Un froid mordant s'était installé dans la vallée. Dans la crainte qu'une offensive soit lancée des murs, les miliciens se relayaient jour et nuit aux portes de la ville, grelottant sous la fourrure de leur forme animale. Comme les habitants étaient évidemment en grave période de crise, les greniers centraux avaient été ouverts, et toute la nourriture était rationnée. Les Purs étaient prioritaires ; les Hybrides se partageaient le reste.

« Doucement s'il-vous-plaît ! Là, là, restez dans la ligne et tendez vos gamelles. »

Heureusement, dès l'automne, des greniers clandestins avaient été organisés dans la périphérie, remplis au fur et à mesure de viande séchée, de légumes confits, et de fromages secs. A la tombée de la nuit, les hybrides se massaient en file indienne à l'hôpital de bordure, tendant leurs assiettes vides aux bénévoles, parmi lesquels se trouvait la jeune Elv.

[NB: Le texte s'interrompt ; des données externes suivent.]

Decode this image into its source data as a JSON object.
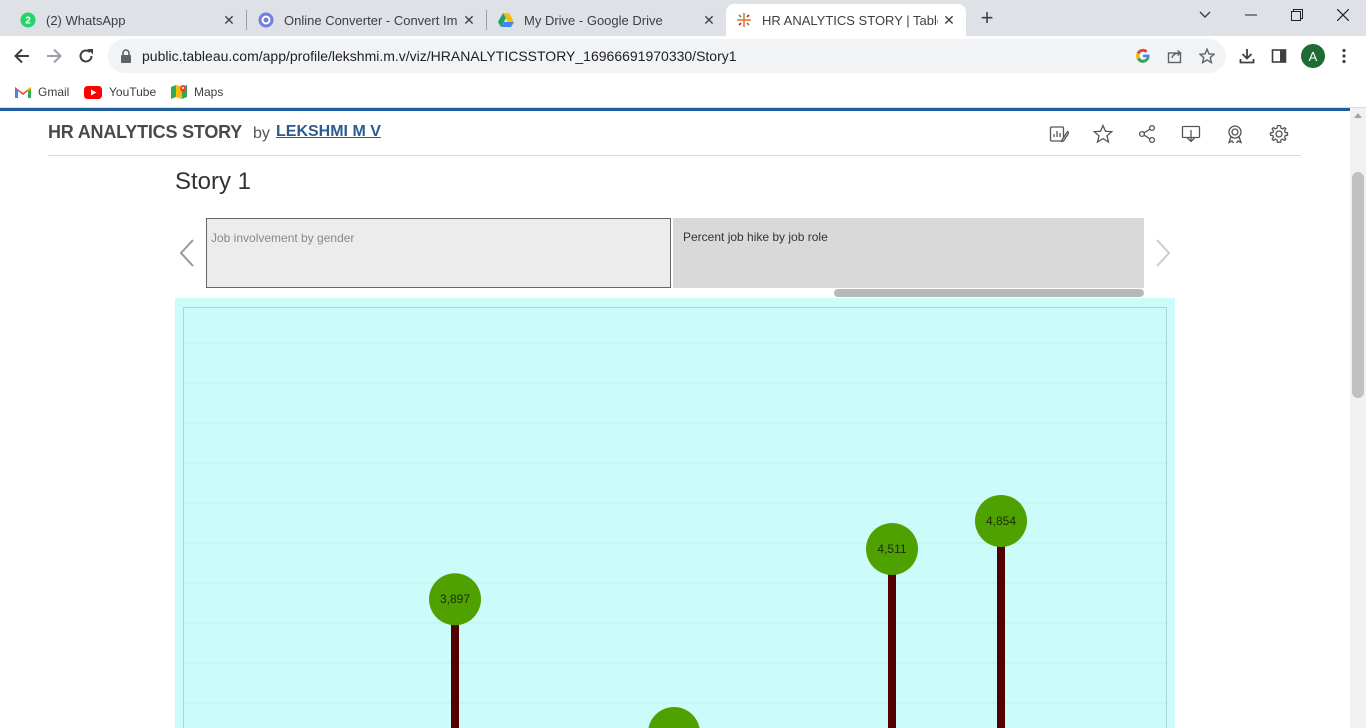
{
  "browser": {
    "tabs": [
      {
        "title": "(2) WhatsApp",
        "icon": "whatsapp-icon",
        "active": false
      },
      {
        "title": "Online Converter - Convert Imag",
        "icon": "converter-icon",
        "active": false
      },
      {
        "title": "My Drive - Google Drive",
        "icon": "google-drive-icon",
        "active": false
      },
      {
        "title": "HR ANALYTICS STORY | Tableau",
        "icon": "tableau-icon",
        "active": true
      }
    ],
    "whatsapp_badge": "2",
    "url": "public.tableau.com/app/profile/lekshmi.m.v/viz/HRANALYTICSSTORY_16966691970330/Story1",
    "avatar_letter": "A",
    "bookmarks": [
      {
        "label": "Gmail",
        "icon": "gmail-icon"
      },
      {
        "label": "YouTube",
        "icon": "youtube-icon"
      },
      {
        "label": "Maps",
        "icon": "maps-icon"
      }
    ]
  },
  "tableau": {
    "viz_title": "HR ANALYTICS STORY",
    "by": "by",
    "author": "LEKSHMI M V",
    "story_title": "Story 1",
    "story_points": [
      {
        "label": "Job involvement by gender",
        "selected": false
      },
      {
        "label": "Percent job hike by job role",
        "selected": true
      }
    ]
  },
  "colors": {
    "viz_background": "#ccfcfa",
    "lollipop_head": "#4fa100",
    "lollipop_stem": "#520000",
    "accent_blue": "#1f5f9e"
  },
  "chart_data": {
    "type": "lollipop",
    "title": "",
    "points": [
      {
        "label": "3,897",
        "value": 3897
      },
      {
        "label": "",
        "value": 0
      },
      {
        "label": "4,511",
        "value": 4511
      },
      {
        "label": "4,854",
        "value": 4854
      }
    ]
  }
}
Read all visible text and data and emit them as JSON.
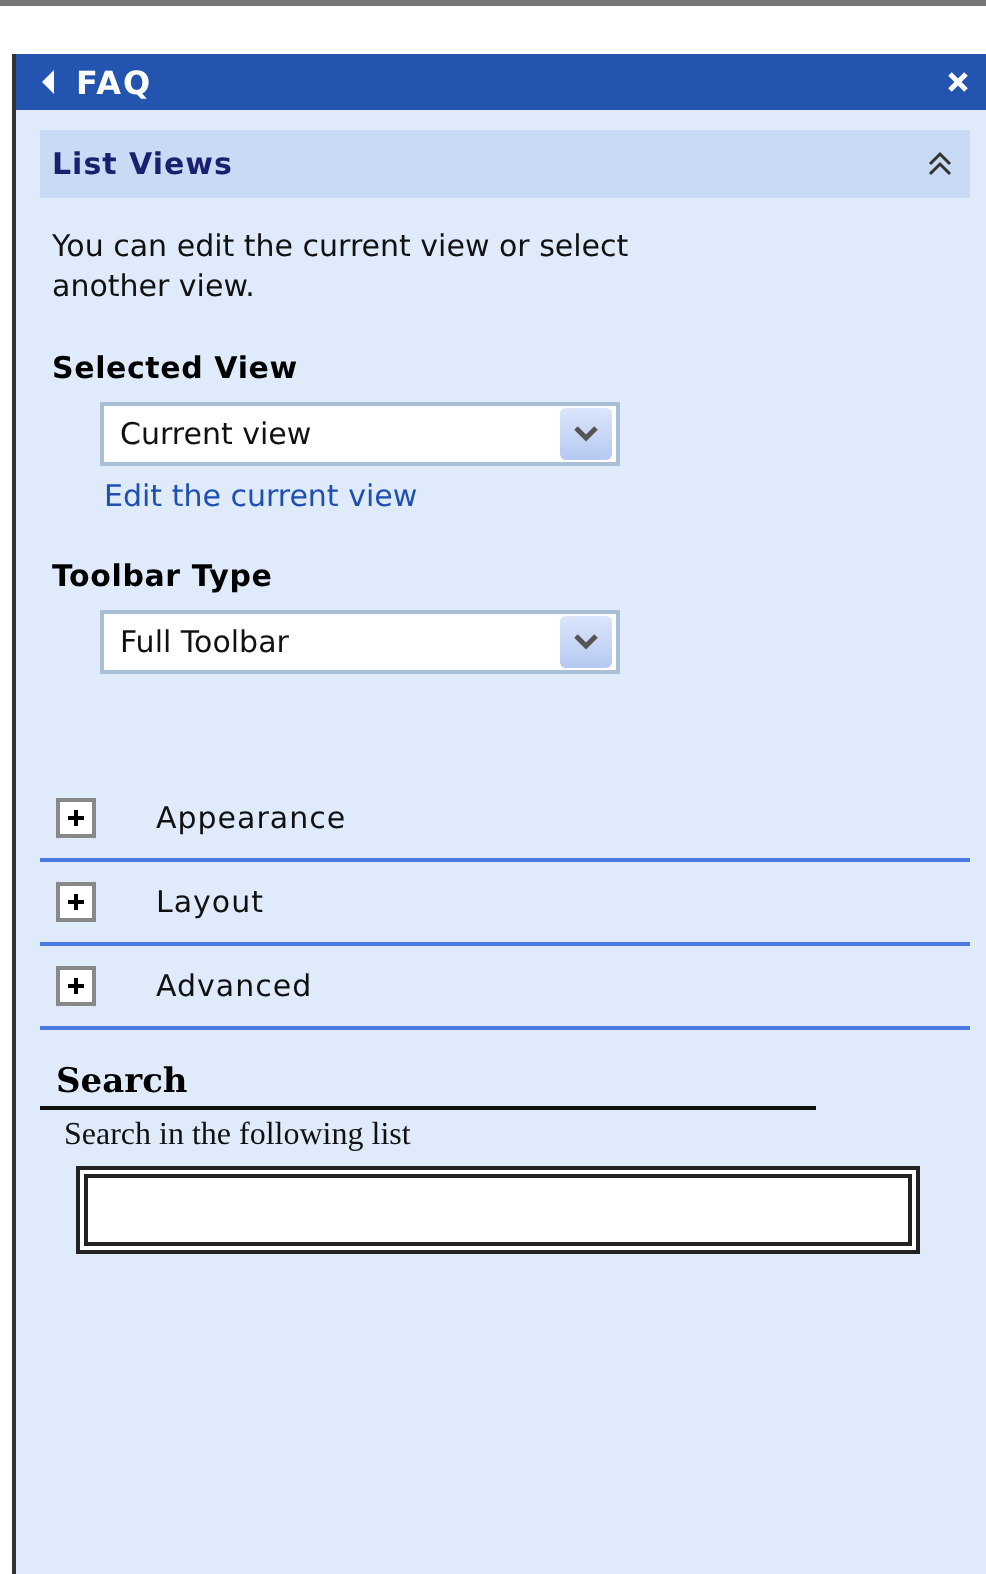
{
  "pane": {
    "title": "FAQ"
  },
  "list_views": {
    "title": "List Views",
    "expanded": true,
    "description": "You can edit the current view or select another view.",
    "selected_view": {
      "label": "Selected View",
      "value": "Current view",
      "link": "Edit the current view"
    },
    "toolbar_type": {
      "label": "Toolbar Type",
      "value": "Full Toolbar"
    }
  },
  "sections": [
    {
      "label": "Appearance",
      "expanded": false
    },
    {
      "label": "Layout",
      "expanded": false
    },
    {
      "label": "Advanced",
      "expanded": false
    }
  ],
  "search": {
    "title": "Search",
    "hint": "Search in the following list"
  }
}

« Non, nous n'avons plus de foie de morue, je suis désolée. Si vous demandez à la loutre là-bas, elle pourra peut-être vous aider. Bonne nuit !... Bonsoir, deux enfants ? Il reste quelques bouteilles de lait de vache... »

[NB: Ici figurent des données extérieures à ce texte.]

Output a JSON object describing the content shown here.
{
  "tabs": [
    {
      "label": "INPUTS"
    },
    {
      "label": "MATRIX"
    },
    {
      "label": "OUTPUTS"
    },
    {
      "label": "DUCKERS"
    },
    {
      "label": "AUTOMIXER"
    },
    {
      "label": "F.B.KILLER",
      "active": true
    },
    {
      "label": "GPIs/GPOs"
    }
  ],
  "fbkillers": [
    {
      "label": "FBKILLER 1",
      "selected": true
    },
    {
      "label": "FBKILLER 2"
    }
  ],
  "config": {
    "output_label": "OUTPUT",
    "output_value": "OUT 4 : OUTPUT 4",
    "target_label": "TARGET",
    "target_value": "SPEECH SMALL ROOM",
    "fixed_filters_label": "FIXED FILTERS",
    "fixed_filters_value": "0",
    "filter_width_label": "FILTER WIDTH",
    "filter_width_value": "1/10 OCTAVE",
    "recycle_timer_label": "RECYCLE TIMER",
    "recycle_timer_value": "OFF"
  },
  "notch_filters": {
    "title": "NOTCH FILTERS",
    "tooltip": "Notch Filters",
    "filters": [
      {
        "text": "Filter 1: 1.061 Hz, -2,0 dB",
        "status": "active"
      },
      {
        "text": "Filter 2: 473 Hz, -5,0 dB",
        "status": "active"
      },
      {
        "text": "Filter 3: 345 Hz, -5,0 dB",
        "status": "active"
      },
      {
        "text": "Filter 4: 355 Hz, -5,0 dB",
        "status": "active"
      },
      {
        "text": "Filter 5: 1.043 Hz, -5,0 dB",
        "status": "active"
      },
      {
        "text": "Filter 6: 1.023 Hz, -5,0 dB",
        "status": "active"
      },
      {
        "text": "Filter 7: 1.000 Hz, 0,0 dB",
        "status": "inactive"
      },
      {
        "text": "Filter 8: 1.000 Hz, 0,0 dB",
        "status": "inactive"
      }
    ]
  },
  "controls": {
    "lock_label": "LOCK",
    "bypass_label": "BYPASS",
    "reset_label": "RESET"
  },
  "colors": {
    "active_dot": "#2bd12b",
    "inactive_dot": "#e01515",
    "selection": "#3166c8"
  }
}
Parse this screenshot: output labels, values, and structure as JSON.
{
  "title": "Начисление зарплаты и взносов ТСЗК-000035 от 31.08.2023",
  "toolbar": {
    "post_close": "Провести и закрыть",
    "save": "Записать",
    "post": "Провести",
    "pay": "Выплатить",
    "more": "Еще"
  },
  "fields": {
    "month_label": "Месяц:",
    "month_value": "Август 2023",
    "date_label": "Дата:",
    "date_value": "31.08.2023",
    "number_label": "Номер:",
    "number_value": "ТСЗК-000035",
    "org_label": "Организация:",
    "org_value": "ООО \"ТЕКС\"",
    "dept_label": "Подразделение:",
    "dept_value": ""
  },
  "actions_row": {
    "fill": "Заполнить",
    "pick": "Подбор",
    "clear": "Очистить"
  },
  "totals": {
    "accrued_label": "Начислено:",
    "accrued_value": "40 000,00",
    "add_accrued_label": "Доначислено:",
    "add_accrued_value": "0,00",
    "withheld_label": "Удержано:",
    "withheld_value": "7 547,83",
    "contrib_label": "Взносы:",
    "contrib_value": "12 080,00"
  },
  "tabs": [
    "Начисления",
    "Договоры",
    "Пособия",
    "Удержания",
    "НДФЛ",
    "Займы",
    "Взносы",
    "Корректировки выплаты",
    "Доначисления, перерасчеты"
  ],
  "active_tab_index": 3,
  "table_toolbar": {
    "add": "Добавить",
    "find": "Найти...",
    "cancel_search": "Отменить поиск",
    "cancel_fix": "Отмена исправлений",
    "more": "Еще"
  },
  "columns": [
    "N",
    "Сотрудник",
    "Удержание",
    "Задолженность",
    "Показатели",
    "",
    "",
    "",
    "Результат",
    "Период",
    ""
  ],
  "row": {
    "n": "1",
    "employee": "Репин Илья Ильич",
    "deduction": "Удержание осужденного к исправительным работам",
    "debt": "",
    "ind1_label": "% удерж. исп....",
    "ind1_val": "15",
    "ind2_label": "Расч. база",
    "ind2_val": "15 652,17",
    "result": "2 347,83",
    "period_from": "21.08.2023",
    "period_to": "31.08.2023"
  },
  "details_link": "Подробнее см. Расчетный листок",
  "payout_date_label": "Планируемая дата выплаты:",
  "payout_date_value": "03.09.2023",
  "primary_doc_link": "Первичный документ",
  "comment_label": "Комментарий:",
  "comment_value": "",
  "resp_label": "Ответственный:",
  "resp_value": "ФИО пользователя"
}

Emmitouflée dans ses couches de laine, elle faisait des allers-retours entre les entrepôts et les étalages. Des engelures naissaient sur ses doigts nus. Lorsque, plus tard dans la nuit, le flux d'affamés se tarit, elle se permit d'enfouir ses mains engourdies dans ses poches, les lèvres gelées, le ventre vide.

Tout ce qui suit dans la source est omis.